Where Will It All End?
This is Armageddon Summer in the northern hemisphere: out-of-control wildfires all around the Arctic Circle (not to mention California and Greece), weeks-long heatwaves with unprecedented high temperatures, torrential downpours and Biblical floods. And yes, it’s climate change.
It’s quite appropriate to be frightened, because the summers will be much worse ten years from now, and much worse again ten years after that. Prompt and drastic cuts in greenhouse gas emissions now might stop the summers of the 2040s from being even worse, but they wouldn’t do much to lessen the mounting misery of the next 20 years. Those emissions are mostly in the atmosphere already.
Besides, we’re not going to see ‘prompt and drastic cuts in greenhouse emissions’ any time soon. It’s going to get a lot worse before it gets better – if it ever does get better. And so it is probably time to ask the obvious question: where will it all end?
The worst case isn’t the only case, or even the most likely case, but there may be some value in understanding how bad it could get if we miss all the exits on the highway to Hell. And here I’m going to quote from an interview I did ten years ago with Dr Dennis Bushnell, chief scientist at NASA’s Langley Research Center. It’s all still true today.
He had been talking about the ‘feedbacks’ (melting permafrost, warming oceans, huge releases of methane and carbon dioxide). Because they cannot yet be fully incorporated into the computer models of climate, they lead to systematic underestimates of future warming. And then he cut to the chase.
“If you take all these feedbacks into account, the estimates are that by 2100, instead of two to six degrees Celsius rise (in average global temperature), it looks like a possibility of six to twelve degrees....
These temperature changes would change the ocean circulation patterns and end up with much of the oceans going anoxic – very low oxygen content – which would then promote bacteria which produce hydrogen sulphates. These would rise and take out the ozone layer, and also make it somewhat difficult to breathe. This is by 2100.”
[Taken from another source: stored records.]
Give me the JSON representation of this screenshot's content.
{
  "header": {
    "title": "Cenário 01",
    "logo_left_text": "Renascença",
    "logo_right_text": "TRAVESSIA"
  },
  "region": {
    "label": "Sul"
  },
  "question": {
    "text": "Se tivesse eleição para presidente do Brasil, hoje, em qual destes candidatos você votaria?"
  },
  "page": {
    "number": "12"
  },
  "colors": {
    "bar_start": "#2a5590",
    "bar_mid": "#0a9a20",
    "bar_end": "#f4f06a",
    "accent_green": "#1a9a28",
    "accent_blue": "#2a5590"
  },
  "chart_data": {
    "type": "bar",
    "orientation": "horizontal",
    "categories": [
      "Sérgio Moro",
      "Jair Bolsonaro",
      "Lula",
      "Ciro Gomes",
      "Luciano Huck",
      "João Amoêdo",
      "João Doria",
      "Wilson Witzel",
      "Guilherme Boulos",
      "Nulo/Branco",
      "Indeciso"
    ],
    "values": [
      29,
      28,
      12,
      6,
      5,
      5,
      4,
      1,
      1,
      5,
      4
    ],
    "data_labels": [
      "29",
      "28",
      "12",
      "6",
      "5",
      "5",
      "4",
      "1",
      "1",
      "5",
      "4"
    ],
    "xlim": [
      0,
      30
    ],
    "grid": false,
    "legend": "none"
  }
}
What Dennis Bushnell was referring to was ‘Canfield oceans’, now strongly suspected of being the cause of four out of the big five mass extinctions. Everybody knows about the huge asteroid that struck the Gulf of Mexico 65 million years and wiped out the dinosaurs. Fewer people know that there is no trace of an asteroid strike associated with the other four ‘great dyings’, 444 million, 360 million, 251 million and 200 million years ago. So what happened then?
One common factor was that the planet was unusually hot at the time, but the real clue was that the deep oceans were anoxic. There was no oxygen down there, and therefore no life that used oxygen. When the oceans are very warm, the ‘overturning circulation’ (like the Gulf Stream) that carries vast amounts of oxygen -rich surface water down into the depths simply stops, and the oceans stratify into an oxygenated surface layer and an anoxic deeper layer.
But there was still life down there: sulphate bacteria that normally hide in the silt, away from the oxygen that would destroy them. In an anoxic ocean, they come out and multiply – and eventually, if the conditions are right, they rise all the way to the surface and kill all the oxygen-based life in the sea.
Not only that, but hydrogen sulphide gas, a waste product of their metabolism, rises into the atmosphere, destroys the ozone layer, and drifts over the land where it also wipes out most life. This has happened not once but at least four times in the past.
In theory, by warming the planet we would be creating the right conditions for another go-round, but in practice it’s not all that likely. There hasn’t been a ‘Canfield’ event in the past 200 million years, and when those earlier mass extinctions happened the planet was a good deal hotter to begin with.
Even if we avoid that fate, we may be heading for a mass die-back, including of human beings. Food is the key issue: as warming depresses productivity and turns whole regions into desert, mass starvation is imaginable, although actual extinction seems improbable.
It’s also still possible that we will react fast enough to stop well short of mass death. When dealing with the future, you can only deal in probabilities, and even those are very slippery.
The situation is already quite grim. Bad news, of course, but when you find yourself in a high-stakes game you should know what the stakes are.